Researchers Jorg Massen of the University of Vienna and Sonja Koski of the University of Zurich measured chimpanzee personality in two zoos with behavioral experiments and observations of chimp behavior.
Massen and Koski focused on which chimpanzee sat in body contact with whom most.
"This is a clear sign of friendship among chimpanzees," Massen said in a news release.
Afterwards, researchers examined whether chimpanzees who like to sit together have similar or different personality types.
"We found that, especially among unrelated friends, the most sociable and bold individuals preferred the company of other highly sociable and bold individuals, whereas shy and less sociable ones spent time with other similarly aloof and shy chimpanzees," researchers wrote in the study.
Researchers said that chimpanzees' tendencies to friend those with similar personalities are most likely adaptive. Partners with similar behavioral tendencies and emotion states are more likely to cooperate with each other, researchers explained.

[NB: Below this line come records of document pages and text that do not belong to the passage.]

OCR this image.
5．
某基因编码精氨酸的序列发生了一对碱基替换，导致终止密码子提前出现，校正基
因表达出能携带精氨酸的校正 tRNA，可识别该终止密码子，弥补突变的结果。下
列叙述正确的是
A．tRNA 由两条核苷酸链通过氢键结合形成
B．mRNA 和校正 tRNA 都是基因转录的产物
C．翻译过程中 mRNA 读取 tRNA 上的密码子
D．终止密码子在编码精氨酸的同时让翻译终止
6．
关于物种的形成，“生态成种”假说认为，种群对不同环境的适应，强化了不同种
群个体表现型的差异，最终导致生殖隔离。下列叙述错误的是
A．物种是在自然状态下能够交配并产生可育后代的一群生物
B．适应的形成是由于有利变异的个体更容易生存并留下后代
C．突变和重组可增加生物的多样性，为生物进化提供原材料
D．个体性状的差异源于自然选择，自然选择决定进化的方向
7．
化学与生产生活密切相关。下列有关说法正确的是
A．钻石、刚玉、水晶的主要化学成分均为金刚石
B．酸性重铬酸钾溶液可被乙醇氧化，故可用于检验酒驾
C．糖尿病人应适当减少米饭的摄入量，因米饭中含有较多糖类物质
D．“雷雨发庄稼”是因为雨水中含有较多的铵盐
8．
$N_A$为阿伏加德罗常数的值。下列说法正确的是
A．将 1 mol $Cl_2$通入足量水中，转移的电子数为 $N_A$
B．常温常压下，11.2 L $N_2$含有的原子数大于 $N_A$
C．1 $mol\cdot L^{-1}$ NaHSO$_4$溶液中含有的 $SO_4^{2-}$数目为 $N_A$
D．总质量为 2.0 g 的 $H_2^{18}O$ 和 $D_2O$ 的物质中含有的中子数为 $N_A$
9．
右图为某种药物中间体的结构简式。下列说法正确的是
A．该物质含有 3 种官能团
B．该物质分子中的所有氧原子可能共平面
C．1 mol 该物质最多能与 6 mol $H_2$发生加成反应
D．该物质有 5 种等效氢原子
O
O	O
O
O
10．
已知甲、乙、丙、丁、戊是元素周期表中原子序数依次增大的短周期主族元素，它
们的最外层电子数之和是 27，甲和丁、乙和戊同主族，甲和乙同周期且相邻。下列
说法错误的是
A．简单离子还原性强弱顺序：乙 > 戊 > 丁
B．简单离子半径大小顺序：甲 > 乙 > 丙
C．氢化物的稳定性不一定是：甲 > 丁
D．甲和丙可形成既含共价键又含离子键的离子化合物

Researchers said that the latest finding strongly resembles the "similarity effect" in humans. The "similarity effect" states that people tend to make friends with people who share similar personality traits.
"It appears that what draws and keeps both chimpanzee and human friends together is similarity in gregariousness and boldness, suggesting that preference for self-like friends dates back to our last common ancestor," Massen concluded.